Although the present invention has been described with reference to the first and second embodiments, it is needless to say that the present invention is not limited to the above-mentioned embodiments. It suffices to have the configuration described in the section "Means for solving".

As described above, according to the present invention, there is provided a gear transmission using three sets of single pinion type planetary gears, which is smaller and lighter in weight, reduces shift shock, and improves power performance of the vehicle. It is possible to obtain a gear transmission for an automatic transmission, which can satisfy practical requirements such as the above and whose specifications can be easily changed.

[Brief description of the drawings]

1 and 2 are skeleton diagrams showing the respective embodiments of the present invention. 1,2,3 …… Planetary gear, 1S, 2S, 3S …… Sun gear, 1C, 2C, 3C
...... Carrier, 1R, 2R, 3R …… Ring gear.

Claims (1)

(57) [Claims] 1. A single pinion type three sets of planetary gears each having a sun gear, a ring gear, and a carrier that holds a pinion gear that meshes with the sun gear and the ring gear.

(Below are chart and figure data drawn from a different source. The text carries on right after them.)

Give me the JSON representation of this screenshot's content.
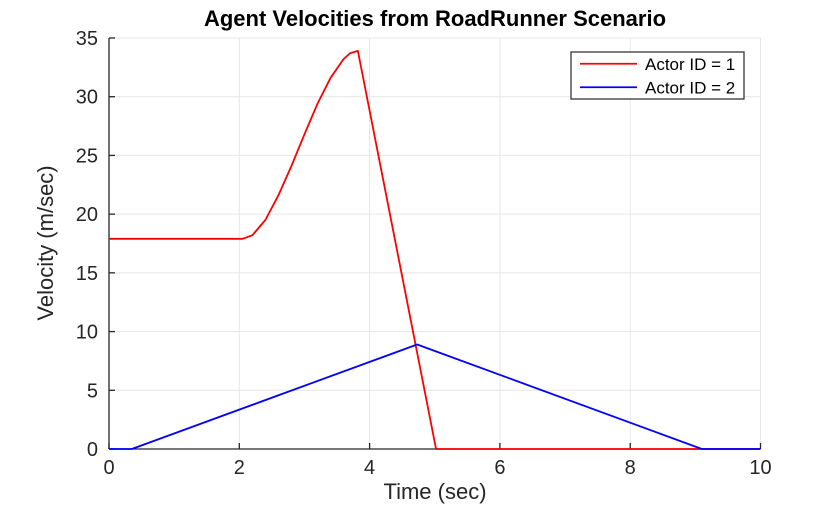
{
  "chart_data": {
    "type": "line",
    "title": "Agent Velocities from RoadRunner Scenario",
    "xlabel": "Time (sec)",
    "ylabel": "Velocity (m/sec)",
    "xlim": [
      0,
      10
    ],
    "ylim": [
      0,
      35
    ],
    "xticks": [
      0,
      2,
      4,
      6,
      8,
      10
    ],
    "yticks": [
      0,
      5,
      10,
      15,
      20,
      25,
      30,
      35
    ],
    "grid": true,
    "legend_position": "top-right",
    "series": [
      {
        "name": "Actor ID = 1",
        "color": "#ff0000",
        "points": [
          [
            0,
            17.9
          ],
          [
            2.05,
            17.9
          ],
          [
            2.2,
            18.2
          ],
          [
            2.4,
            19.5
          ],
          [
            2.6,
            21.6
          ],
          [
            2.8,
            24.1
          ],
          [
            3.0,
            26.8
          ],
          [
            3.2,
            29.4
          ],
          [
            3.4,
            31.6
          ],
          [
            3.6,
            33.2
          ],
          [
            3.7,
            33.7
          ],
          [
            3.82,
            33.9
          ],
          [
            5.02,
            0
          ],
          [
            10,
            0
          ]
        ]
      },
      {
        "name": "Actor ID = 2",
        "color": "#0000ff",
        "points": [
          [
            0,
            0
          ],
          [
            0.35,
            0
          ],
          [
            4.73,
            8.9
          ],
          [
            9.1,
            0
          ],
          [
            10,
            0
          ]
        ]
      }
    ]
  },
  "styles": {
    "grid_color": "#e6e6e6",
    "axis_color": "#262626",
    "background": "#ffffff"
  }
}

The carrier of the gear and the ring gear of the third planetary gear are always connected or selectively connected via the engagement means, and the sun gear and the second gear of the first planetary gear are connected.
Of the planetary gears are always connected or selectively connected through the engaging means, and the sun gear of the second planetary gear and the sun gear of the third planetary gear are always connected or through the engaging means. A gear transmission for an automatic transmission, characterized in that the transmission is selectively connected.